Hal böyle olunca; öncelikle davacı ve asli müdahil davacıdan murislerine ait olduğunu ileri sürdükleri taşınmazın ne sebeple (taksim, bağış, satış vs.) kendi adlarına tescilini istedikleri sorulmalı, buna göre taraf teşkili eksiği giderildiği takdirde davacı ve asli müdahil davacının dayandığı tapu kayıtları tesislerinden itibaren tüm tedavülleri ile ve varsa haritaları getirtilerek dosya ikmal edilmeli, bundan sonra mahallinde yaşlı, tarafsız, yöreyi iyi bilen, davada yararı bulunmayan şahıslar arasından seçilecek yerel bilirkişiler, taraf tanıkları ve fen bilirkişisinin katılımı ile yeniden keşif yapılmalıdır. Mahallinde yapılacak keşif sırasında yerel bilirkişi ve tanıklardan, çekişmeli taşınmazların geçmişte ne durumda bulunduğu, ilk olarak ne zaman ve nasıl kullanılmaya başlandığı, kime ait olduğu, kimden kime nasıl intikal ettiği, taşınmazların evveliyatının tarafların murislerine ait olup olmadığı, muristen intikal eden yerlerden değillerse ne şekilde edinildiği hususlarında olaylara dayalı ayrıntılı bilgi alınmalı, dinlenen mahalli bilirkişi ve tanık beyanlarının çelişmesi halinde gerektiğinde yüzleştirme yapılmak suretiyle çelişkiler giderilmeye çalışılmalı, bilirkişi ve tanık sözleri komşu parsel tutanak ve dayanakları ile denetlenmeli, davacı ve asli müdahil davacının dayandığı tapu kayıtları yöntemine uygun şekilde mahalline uygulanarak bu kayıtların çekişmeli taşınmazı kapsayıp kapsamadıkları belirlenmeli, teknik bilirkişiye keşfi takibe ve bilirkişi sözlerini denetlemeye elverişli krokili rapor düzenlettirilmeli, bundan sonra iddia ve savunma çerçevesinde toplanan tüm deliller birlikte değerlendirilerek sonucuna göre karar verilmelidir.
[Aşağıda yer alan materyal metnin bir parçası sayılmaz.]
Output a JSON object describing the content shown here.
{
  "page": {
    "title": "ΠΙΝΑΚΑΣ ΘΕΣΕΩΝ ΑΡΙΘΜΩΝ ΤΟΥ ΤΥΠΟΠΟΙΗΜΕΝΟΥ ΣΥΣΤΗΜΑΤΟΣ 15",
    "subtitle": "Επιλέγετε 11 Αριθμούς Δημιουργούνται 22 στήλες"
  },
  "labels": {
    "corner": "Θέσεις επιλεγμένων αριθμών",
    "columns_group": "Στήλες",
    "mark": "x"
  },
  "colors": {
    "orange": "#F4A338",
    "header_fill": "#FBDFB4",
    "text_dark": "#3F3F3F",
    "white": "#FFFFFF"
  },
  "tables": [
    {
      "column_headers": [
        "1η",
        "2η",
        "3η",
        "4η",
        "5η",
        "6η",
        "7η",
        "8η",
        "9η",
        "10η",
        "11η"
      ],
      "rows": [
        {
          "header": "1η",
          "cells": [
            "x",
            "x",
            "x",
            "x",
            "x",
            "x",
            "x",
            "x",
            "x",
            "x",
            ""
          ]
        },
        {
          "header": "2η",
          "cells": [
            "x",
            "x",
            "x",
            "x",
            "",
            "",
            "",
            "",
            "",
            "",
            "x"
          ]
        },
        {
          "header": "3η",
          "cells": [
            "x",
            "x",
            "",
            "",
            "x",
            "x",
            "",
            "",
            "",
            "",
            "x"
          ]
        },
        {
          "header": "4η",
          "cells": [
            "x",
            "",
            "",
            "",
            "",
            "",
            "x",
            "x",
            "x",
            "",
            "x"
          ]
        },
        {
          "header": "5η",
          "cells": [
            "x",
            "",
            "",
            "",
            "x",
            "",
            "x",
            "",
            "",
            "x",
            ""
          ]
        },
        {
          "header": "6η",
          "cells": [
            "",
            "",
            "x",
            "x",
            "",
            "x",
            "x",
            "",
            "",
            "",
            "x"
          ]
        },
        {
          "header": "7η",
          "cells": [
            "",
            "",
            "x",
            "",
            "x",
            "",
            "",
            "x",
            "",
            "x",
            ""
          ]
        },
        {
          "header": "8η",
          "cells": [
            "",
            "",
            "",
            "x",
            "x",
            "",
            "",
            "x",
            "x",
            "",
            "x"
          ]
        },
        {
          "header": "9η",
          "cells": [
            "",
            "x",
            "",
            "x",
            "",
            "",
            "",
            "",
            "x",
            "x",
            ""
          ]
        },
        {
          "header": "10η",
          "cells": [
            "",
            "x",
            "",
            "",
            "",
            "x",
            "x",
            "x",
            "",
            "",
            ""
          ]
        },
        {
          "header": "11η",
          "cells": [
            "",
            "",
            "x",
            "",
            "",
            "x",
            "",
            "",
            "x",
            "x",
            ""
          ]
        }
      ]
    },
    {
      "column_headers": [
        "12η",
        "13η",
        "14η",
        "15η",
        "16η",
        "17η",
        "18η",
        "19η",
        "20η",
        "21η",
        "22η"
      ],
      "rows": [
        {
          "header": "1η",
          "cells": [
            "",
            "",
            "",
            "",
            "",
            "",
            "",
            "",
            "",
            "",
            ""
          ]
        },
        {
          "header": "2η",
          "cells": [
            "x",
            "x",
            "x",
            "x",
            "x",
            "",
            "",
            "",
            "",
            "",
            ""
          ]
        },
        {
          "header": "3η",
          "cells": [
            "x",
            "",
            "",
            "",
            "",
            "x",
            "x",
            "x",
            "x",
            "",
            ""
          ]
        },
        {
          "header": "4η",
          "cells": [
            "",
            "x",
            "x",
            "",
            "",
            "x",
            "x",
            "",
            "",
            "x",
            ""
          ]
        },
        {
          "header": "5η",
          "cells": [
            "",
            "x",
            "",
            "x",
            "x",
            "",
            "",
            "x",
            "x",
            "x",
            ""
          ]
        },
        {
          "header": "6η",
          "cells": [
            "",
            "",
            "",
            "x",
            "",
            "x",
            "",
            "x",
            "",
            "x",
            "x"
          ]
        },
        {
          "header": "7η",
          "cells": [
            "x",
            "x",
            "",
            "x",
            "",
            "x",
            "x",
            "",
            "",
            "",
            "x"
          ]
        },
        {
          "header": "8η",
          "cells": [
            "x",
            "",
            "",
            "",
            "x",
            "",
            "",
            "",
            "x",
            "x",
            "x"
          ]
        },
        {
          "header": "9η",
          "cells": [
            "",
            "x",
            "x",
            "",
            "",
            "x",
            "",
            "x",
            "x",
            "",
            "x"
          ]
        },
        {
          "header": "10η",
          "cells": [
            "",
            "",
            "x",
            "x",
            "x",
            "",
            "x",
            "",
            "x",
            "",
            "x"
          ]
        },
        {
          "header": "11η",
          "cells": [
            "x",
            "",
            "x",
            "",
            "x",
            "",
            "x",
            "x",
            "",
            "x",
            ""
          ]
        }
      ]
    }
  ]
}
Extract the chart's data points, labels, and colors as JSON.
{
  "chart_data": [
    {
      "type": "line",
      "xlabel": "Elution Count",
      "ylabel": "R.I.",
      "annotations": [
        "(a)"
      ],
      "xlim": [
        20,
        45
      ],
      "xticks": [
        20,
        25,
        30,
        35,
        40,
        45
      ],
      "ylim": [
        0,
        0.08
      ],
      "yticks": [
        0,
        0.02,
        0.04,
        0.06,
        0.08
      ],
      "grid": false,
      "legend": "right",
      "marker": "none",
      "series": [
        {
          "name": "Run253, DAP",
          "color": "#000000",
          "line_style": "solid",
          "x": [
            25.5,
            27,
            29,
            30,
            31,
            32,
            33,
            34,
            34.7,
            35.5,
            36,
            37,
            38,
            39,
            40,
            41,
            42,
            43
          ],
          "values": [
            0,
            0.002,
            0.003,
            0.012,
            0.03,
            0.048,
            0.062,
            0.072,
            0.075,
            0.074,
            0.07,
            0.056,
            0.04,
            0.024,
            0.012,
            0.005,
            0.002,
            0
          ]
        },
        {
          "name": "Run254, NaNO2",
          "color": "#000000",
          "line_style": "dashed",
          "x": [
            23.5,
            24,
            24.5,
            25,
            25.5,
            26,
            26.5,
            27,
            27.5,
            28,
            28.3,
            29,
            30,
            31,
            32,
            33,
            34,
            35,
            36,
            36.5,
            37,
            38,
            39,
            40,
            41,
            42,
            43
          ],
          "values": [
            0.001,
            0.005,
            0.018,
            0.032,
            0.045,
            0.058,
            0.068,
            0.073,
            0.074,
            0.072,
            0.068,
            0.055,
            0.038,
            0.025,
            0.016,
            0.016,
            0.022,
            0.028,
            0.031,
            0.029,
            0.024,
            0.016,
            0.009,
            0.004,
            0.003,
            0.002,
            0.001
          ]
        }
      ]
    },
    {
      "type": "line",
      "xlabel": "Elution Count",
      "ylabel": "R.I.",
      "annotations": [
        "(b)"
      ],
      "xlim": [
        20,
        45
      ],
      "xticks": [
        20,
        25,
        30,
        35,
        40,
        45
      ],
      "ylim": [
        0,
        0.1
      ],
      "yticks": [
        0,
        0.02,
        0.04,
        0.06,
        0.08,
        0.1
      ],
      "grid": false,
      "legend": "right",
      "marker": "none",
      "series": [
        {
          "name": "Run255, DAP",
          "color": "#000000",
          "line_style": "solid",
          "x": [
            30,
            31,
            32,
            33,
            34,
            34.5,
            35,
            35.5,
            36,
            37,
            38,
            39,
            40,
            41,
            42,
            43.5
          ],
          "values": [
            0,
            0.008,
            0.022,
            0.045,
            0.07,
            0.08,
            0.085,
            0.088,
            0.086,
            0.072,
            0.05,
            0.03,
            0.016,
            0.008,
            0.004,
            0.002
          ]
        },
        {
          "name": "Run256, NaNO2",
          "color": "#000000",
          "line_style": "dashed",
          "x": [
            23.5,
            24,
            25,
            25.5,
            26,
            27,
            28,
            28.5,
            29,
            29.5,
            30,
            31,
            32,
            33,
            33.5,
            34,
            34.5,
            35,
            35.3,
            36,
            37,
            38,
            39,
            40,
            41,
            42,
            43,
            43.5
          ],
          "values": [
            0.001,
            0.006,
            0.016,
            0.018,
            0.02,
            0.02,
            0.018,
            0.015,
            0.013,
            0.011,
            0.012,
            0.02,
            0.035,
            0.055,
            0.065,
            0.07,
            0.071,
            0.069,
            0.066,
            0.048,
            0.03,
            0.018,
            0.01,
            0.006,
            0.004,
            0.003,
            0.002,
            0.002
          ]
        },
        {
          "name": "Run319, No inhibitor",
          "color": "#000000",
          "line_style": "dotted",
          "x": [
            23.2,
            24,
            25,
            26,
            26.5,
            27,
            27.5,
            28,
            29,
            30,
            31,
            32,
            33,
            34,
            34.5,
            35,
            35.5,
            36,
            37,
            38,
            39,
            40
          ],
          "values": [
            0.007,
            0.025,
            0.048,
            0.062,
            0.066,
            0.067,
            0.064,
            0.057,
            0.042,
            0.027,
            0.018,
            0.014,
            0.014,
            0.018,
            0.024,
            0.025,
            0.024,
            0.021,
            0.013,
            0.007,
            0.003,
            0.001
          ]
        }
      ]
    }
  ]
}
Mahkemece bu yönler göz ardı edilerek yazılı şekilde hüküm kurulması isabetsiz olup, temyiz itirazları açıklanan nedenlerle yerinde bulunduğundan kabulüyle hükmün BOZULMASINA, peşin yatırılan temyiz karar harcının talep halinde temyiz edenlere ayrı ayrı iadesine, yasal koşullar gerçekleştiğinde kararın tebliğinden itibaren 15 gün içinde karar düzeltme yolu açık olmak üzere, 26.09.2019 gününde oybirliğiyle karar verildi.